Art duties in the book are from John Bolton, who is no stranger to the darker side of art. He adds stunning visuals to the twisted tale. Of Bolton, Peter says that he “seemed to all three of us, Michael, Jon Vankin and I, plus Jon’s boss Karen Berger, who had been overseeing things all along, to be the perfect artist for the book. What he gave us was even more stunning than what we had anticipated, and our expectations were very high. He got the faces right, for one thing, which I see as extremely touchy, difficult matter. And the way he handled all the violence in the book is gorgeous.” Easton describes Bolton as “a visionary. We never met him in person, but it’s as if John had been occupying the bar stool next to us the whole time we wrote. Our Ghost partner.”

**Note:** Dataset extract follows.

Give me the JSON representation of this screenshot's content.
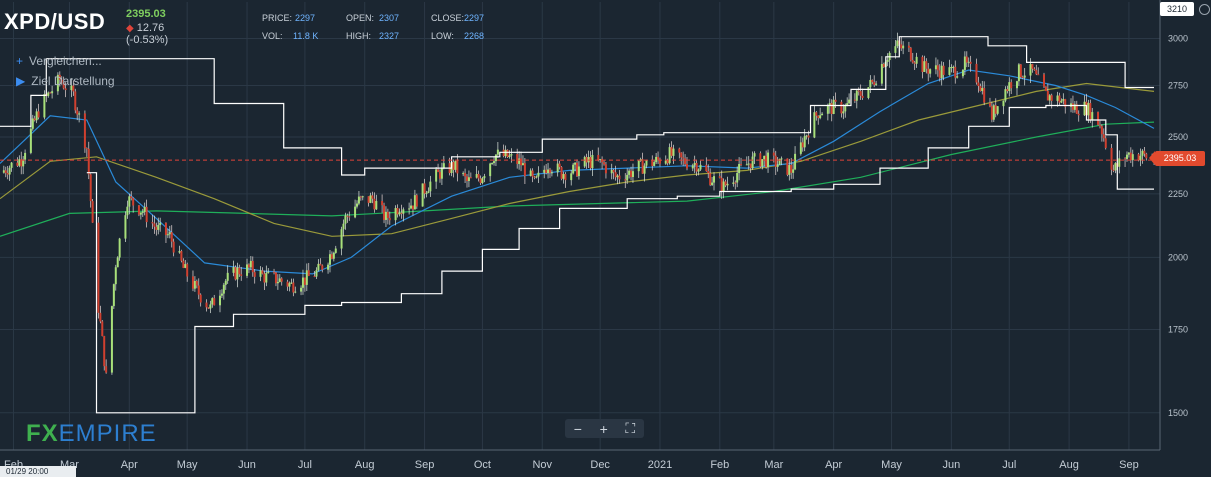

When you finish reading The Green Woman, and don’t expect any spoilers here, you may wonder if there are any sequels planned. Straub didn’t expect to do this book in the first place and “look where we are! But if we move on from here, my primary justification will be simply that I like having an excuse to spend extravagant amounts of time with Michael Easton.” Michael is always game for a sequel. “I’m in, make mine a double!”

Who could appear in any sequels? “As the Baltimore Catechism says, it is a mystery,” Straub says mysteriously.